Life on Main Street by Morgan Thorpe

step 12 magazine recovery addiction

The bright blue sky has been replaced by its distant cousin, grey, and the palm tree silhouettes wave gently in the rain.  It’s a cold day in Huntington Beach, and it will be dark in an hour or so. As I sit in my office on Main Street, I peer out the window to see the nameless passersby.

There is a family getting into their SUV, dad is buckling in his Mini-me version of mom, a tan homeless man is walking on the wet cement with his bare feet, and a group of tourists are window shopping in front of the gift shops.

It’s a simple life here, a good life, and I am happy with where I am and who I have become. I have AA to thank for that.  When I first came into the rooms nearly two and a half years ago, I was broken, I was desperate and I was hopeless.
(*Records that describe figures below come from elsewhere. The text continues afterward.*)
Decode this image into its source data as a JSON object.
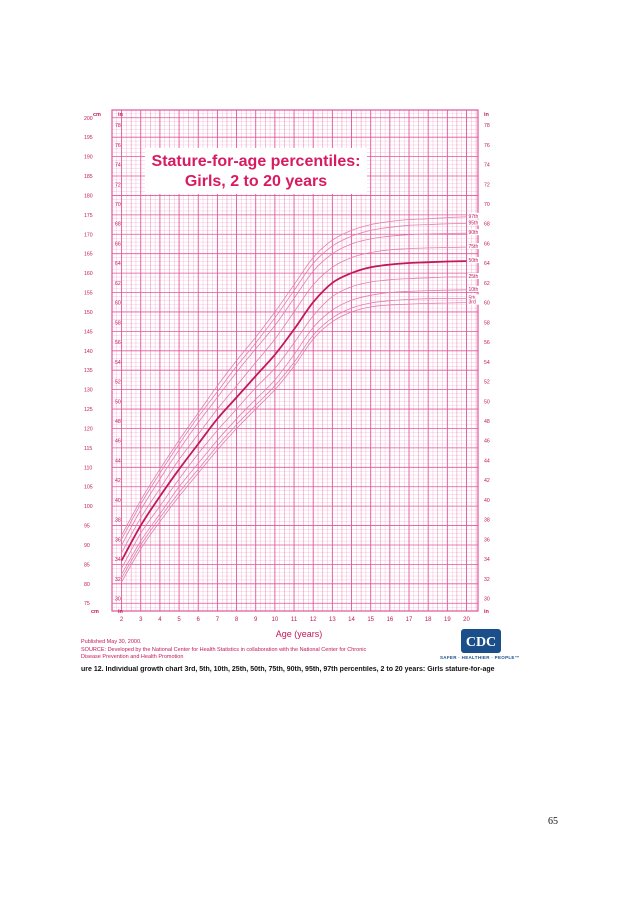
{
  "chart_data": {
    "type": "line",
    "title": "Stature-for-age percentiles:",
    "subtitle": "Girls, 2 to 20 years",
    "xlabel": "Age (years)",
    "ylabel_left": "cm",
    "ylabel_left_alt": "in",
    "ylabel_right": "in",
    "xlim": [
      1.5,
      20.6
    ],
    "ylim_cm": [
      73,
      202
    ],
    "x_ticks": [
      2,
      3,
      4,
      5,
      6,
      7,
      8,
      9,
      10,
      11,
      12,
      13,
      14,
      15,
      16,
      17,
      18,
      19,
      20
    ],
    "cm_ticks": [
      75,
      80,
      85,
      90,
      95,
      100,
      105,
      110,
      115,
      120,
      125,
      130,
      135,
      140,
      145,
      150,
      155,
      160,
      165,
      170,
      175,
      180,
      185,
      190,
      195,
      200
    ],
    "in_ticks": [
      30,
      32,
      34,
      36,
      38,
      40,
      42,
      44,
      46,
      48,
      50,
      52,
      54,
      56,
      58,
      60,
      62,
      64,
      66,
      68,
      70,
      72,
      74,
      76,
      78
    ],
    "grid": true,
    "x": [
      2,
      3,
      4,
      5,
      6,
      7,
      8,
      9,
      10,
      11,
      12,
      13,
      14,
      15,
      16,
      17,
      18,
      19,
      20
    ],
    "series": [
      {
        "name": "97th",
        "values": [
          92.5,
          101.5,
          109.5,
          117,
          124,
          131,
          137.5,
          143.5,
          150,
          157,
          164,
          168.5,
          171,
          172.5,
          173.3,
          173.8,
          174,
          174.3,
          174.5
        ]
      },
      {
        "name": "95th",
        "values": [
          91.5,
          100.5,
          108.5,
          116,
          123,
          129.5,
          136,
          142,
          148.5,
          155.5,
          162.5,
          167,
          169.5,
          171,
          171.8,
          172.3,
          172.5,
          172.7,
          172.8
        ]
      },
      {
        "name": "90th",
        "values": [
          90,
          99,
          107,
          114.5,
          121.5,
          128,
          134.5,
          140.5,
          146.5,
          153.5,
          160.5,
          165,
          167.5,
          168.8,
          169.5,
          169.9,
          170.1,
          170.2,
          170.3
        ]
      },
      {
        "name": "75th",
        "values": [
          88,
          97,
          104.5,
          112,
          118.5,
          125,
          131,
          137,
          143,
          150,
          157,
          161.5,
          164,
          165.3,
          166,
          166.3,
          166.5,
          166.6,
          166.7
        ]
      },
      {
        "name": "50th",
        "values": [
          86,
          95,
          102.5,
          109.5,
          116,
          122.5,
          128,
          133.5,
          139,
          145.5,
          152.5,
          157.5,
          160,
          161.5,
          162.2,
          162.6,
          162.8,
          163,
          163.1
        ]
      },
      {
        "name": "25th",
        "values": [
          84,
          93,
          100,
          107,
          113.5,
          119.5,
          125,
          130.5,
          135.5,
          142,
          149,
          154,
          156.5,
          157.7,
          158.3,
          158.6,
          158.8,
          159,
          159
        ]
      },
      {
        "name": "10th",
        "values": [
          82.5,
          91,
          98,
          105,
          111,
          117,
          122.5,
          127.5,
          132.5,
          139,
          146,
          150.5,
          153,
          154.3,
          155,
          155.3,
          155.5,
          155.6,
          155.7
        ]
      },
      {
        "name": "5th",
        "values": [
          81.5,
          90,
          97,
          103.5,
          109.5,
          115.5,
          121,
          126,
          131,
          137,
          144,
          148.5,
          151,
          152.3,
          152.9,
          153.2,
          153.4,
          153.5,
          153.5
        ]
      },
      {
        "name": "3rd",
        "values": [
          80.5,
          89,
          96,
          102.5,
          108.5,
          114.5,
          120,
          125,
          130,
          136,
          143,
          147.5,
          150,
          151.3,
          151.8,
          152,
          152.2,
          152.3,
          152.4
        ]
      }
    ]
  },
  "footer": {
    "published": "Published May 30, 2000.",
    "source": "SOURCE: Developed by the National Center for Health Statistics in collaboration with the National Center for Chronic Disease Prevention and Health Promotion",
    "caption": "ure 12. Individual growth chart 3rd, 5th, 10th, 25th, 50th, 75th, 90th, 95th, 97th percentiles, 2 to 20 years: Girls stature-for-age",
    "page_number": "65",
    "logo_text": "CDC",
    "logo_tagline": "SAFER · HEALTHIER · PEOPLE™"
  },
  "colors": {
    "grid": "#e0569a",
    "curve": "#e17fb0",
    "median": "#c2185b",
    "title": "#d81b60"
  }
}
Now, I realize each day is a gift we should not take for granted.

For what tomorrow will bring, I do not know, but I do know I wouldn’t be where I am if it hadn’t been for all of those people who helped me along the way. You may not know it now, but I thank you. Perhaps you were the one who held the door open for me that day when I was too weak to open it myself. Maybe it was you that smiled at me the day I had no more smiles left. I don’t remember, but it may have been you who told me, on a dark and desolate day, to never, ever, ever give up. Someone held a flashlight for me in my deepest, darkest hours. The faces I do not remember, but the hope and kindness lit a lantern deep within me that I now proudly carry to others.
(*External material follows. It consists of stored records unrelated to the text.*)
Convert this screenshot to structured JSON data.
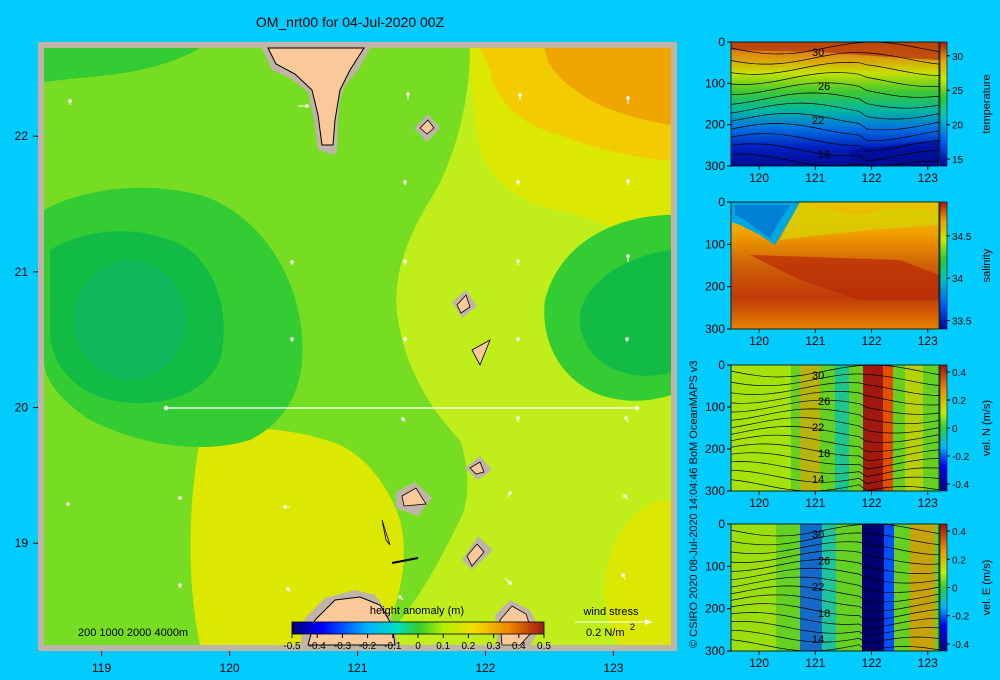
{
  "title": "OM_nrt00 for 04-Jul-2020 00Z",
  "credit": "© CSIRO 2020   08-Jul-2020 14:04:46 BoM OceanMAPS v3",
  "depth_scale_label": "200  1000  2000  4000m",
  "colorbar": {
    "label": "height anomaly (m)",
    "ticks": [
      "-0.5",
      "-0.4",
      "-0.3",
      "-0.2",
      "-0.1",
      "0",
      "0.1",
      "0.2",
      "0.3",
      "0.4",
      "0.5"
    ]
  },
  "wind_stress": {
    "label": "wind stress",
    "scale": "0.2 N/m",
    "superscript": "2"
  },
  "colors": {
    "background": "#00ccff",
    "land": "#f9c99a",
    "shelf": "#c0b4a8"
  },
  "chart_data": [
    {
      "type": "heatmap",
      "name": "height anomaly map",
      "x_ticks": [
        "119",
        "120",
        "121",
        "122",
        "123"
      ],
      "y_ticks": [
        "22",
        "21",
        "20",
        "19"
      ],
      "xlim": [
        118.55,
        123.45
      ],
      "ylim": [
        18.25,
        22.65
      ],
      "colorbar_label": "height anomaly (m)",
      "colorbar_range": [
        -0.5,
        0.5
      ],
      "section_line": {
        "lon": [
          119.5,
          123.2
        ],
        "lat": [
          20.0,
          20.0
        ]
      },
      "highs": [
        {
          "lon": [
            121.8,
            123.4
          ],
          "lat": [
            22.0,
            22.65
          ],
          "value": 0.35
        }
      ],
      "lows": [
        {
          "lon": 119.1,
          "lat": 20.55,
          "value": -0.02
        },
        {
          "lon": 123.1,
          "lat": 20.6,
          "value": 0.0
        }
      ]
    },
    {
      "type": "heatmap",
      "name": "temperature section",
      "x_ticks": [
        "120",
        "121",
        "122",
        "123"
      ],
      "y_ticks": [
        "0",
        "100",
        "200",
        "300"
      ],
      "xlim": [
        119.5,
        123.2
      ],
      "ylim": [
        0,
        300
      ],
      "colorbar_label": "temperature",
      "colorbar_ticks": [
        "30",
        "25",
        "20",
        "15"
      ],
      "colorbar_range": [
        14,
        32
      ],
      "contour_labels": [
        "30",
        "26",
        "22",
        "18"
      ]
    },
    {
      "type": "heatmap",
      "name": "salinity section",
      "x_ticks": [
        "120",
        "121",
        "122",
        "123"
      ],
      "y_ticks": [
        "0",
        "100",
        "200",
        "300"
      ],
      "xlim": [
        119.5,
        123.2
      ],
      "ylim": [
        0,
        300
      ],
      "colorbar_label": "salinity",
      "colorbar_ticks": [
        "34.5",
        "34",
        "33.5"
      ],
      "colorbar_range": [
        33.4,
        34.9
      ]
    },
    {
      "type": "heatmap",
      "name": "northward velocity section",
      "x_ticks": [
        "120",
        "121",
        "122",
        "123"
      ],
      "y_ticks": [
        "0",
        "100",
        "200",
        "300"
      ],
      "xlim": [
        119.5,
        123.2
      ],
      "ylim": [
        0,
        300
      ],
      "colorbar_label": "vel. N  (m/s)",
      "colorbar_ticks": [
        "0.4",
        "0.2",
        "0",
        "-0.2",
        "-0.4"
      ],
      "colorbar_range": [
        -0.45,
        0.45
      ],
      "contour_labels": [
        "30",
        "26",
        "22",
        "18",
        "14"
      ]
    },
    {
      "type": "heatmap",
      "name": "eastward velocity section",
      "x_ticks": [
        "120",
        "121",
        "122",
        "123"
      ],
      "y_ticks": [
        "0",
        "100",
        "200",
        "300"
      ],
      "xlim": [
        119.5,
        123.2
      ],
      "ylim": [
        0,
        300
      ],
      "colorbar_label": "vel. E  (m/s)",
      "colorbar_ticks": [
        "0.4",
        "0.2",
        "0",
        "-0.2",
        "-0.4"
      ],
      "colorbar_range": [
        -0.45,
        0.45
      ],
      "contour_labels": [
        "30",
        "26",
        "22",
        "18",
        "14"
      ]
    }
  ]
}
I see that, today, God made our hands that so perfectly fit together for a reason. I see that today there is someone and something to live for. You may not know it yet, but perhaps one day as you are walking down Main Street in the rain, I will pause before I open the door for you, or I will smile at you, just as you are about to look away, or maybe you will overhear me telling someone to never give up, keep looking up, do not quit five minutes before the miracle happens.  That’s what we do today because we cannot keep what we have unless we give it away.

I have a lot to be grateful for today. I may not have all of the material possessions I used to but that is okay because what matters is that I am able to turn around, and share the hope that was so freely given to me.
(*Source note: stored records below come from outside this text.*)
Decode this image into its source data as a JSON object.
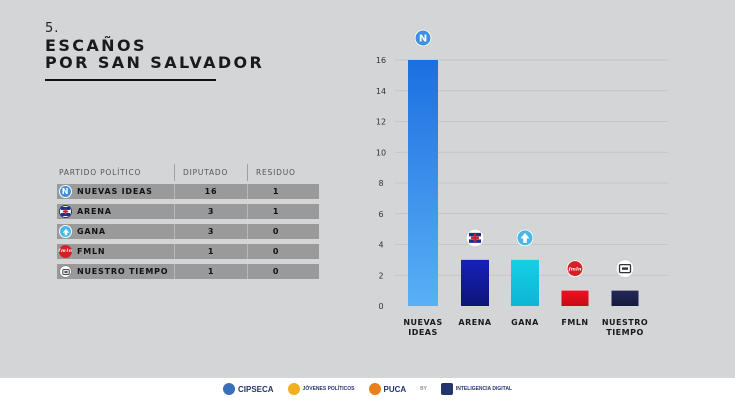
{
  "heading": {
    "number": "5.",
    "line1": "ESCAÑOS",
    "line2": "POR SAN SALVADOR"
  },
  "table": {
    "headers": [
      "PARTIDO POLÍTICO",
      "DIPUTADO",
      "RESIDUO"
    ],
    "rows": [
      {
        "party": "NUEVAS IDEAS",
        "diputados": "16",
        "residuo": "1",
        "icon": "nuevas-ideas-logo-icon",
        "color": "#3d8fe0"
      },
      {
        "party": "ARENA",
        "diputados": "3",
        "residuo": "1",
        "icon": "arena-logo-icon",
        "color": "#1f2f8a"
      },
      {
        "party": "GANA",
        "diputados": "3",
        "residuo": "0",
        "icon": "gana-logo-icon",
        "color": "#46b8e8"
      },
      {
        "party": "FMLN",
        "diputados": "1",
        "residuo": "0",
        "icon": "fmln-logo-icon",
        "color": "#d42027"
      },
      {
        "party": "NUESTRO TIEMPO",
        "diputados": "1",
        "residuo": "0",
        "icon": "nuestro-tiempo-logo-icon",
        "color": "#ffffff"
      }
    ]
  },
  "chart_data": {
    "type": "bar",
    "categories": [
      "NUEVAS\nIDEAS",
      "ARENA",
      "GANA",
      "FMLN",
      "NUESTRO\nTIEMPO"
    ],
    "values": [
      16,
      3,
      3,
      1,
      1
    ],
    "colors": [
      "#2f7fe6",
      "#1620a8",
      "#18c6e0",
      "#e8101c",
      "#1b1f50"
    ],
    "ylim": [
      0,
      16
    ],
    "yticks": [
      0,
      2,
      4,
      6,
      8,
      10,
      12,
      14,
      16
    ],
    "grid": true,
    "title": "",
    "xlabel": "",
    "ylabel": ""
  },
  "footer": {
    "logos": [
      "CIPSECA",
      "JÓVENES POLÍTICOS",
      "PUCA",
      "INTELIGENCIA DIGITAL"
    ],
    "by": "BY"
  }
}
The bright blue sky fades into darkness as I leave my office.  I smile as I look up at the stars. My times have changed, I think to myself, my it is a beautiful world I say softly aloud.  I am filled with gratitude for the kindness of others over the years. As I walked to my car a stranger passes by, we smile at each other just as we are about to look away. And after a brief moment I finally understand; God has been here on Main Street all along.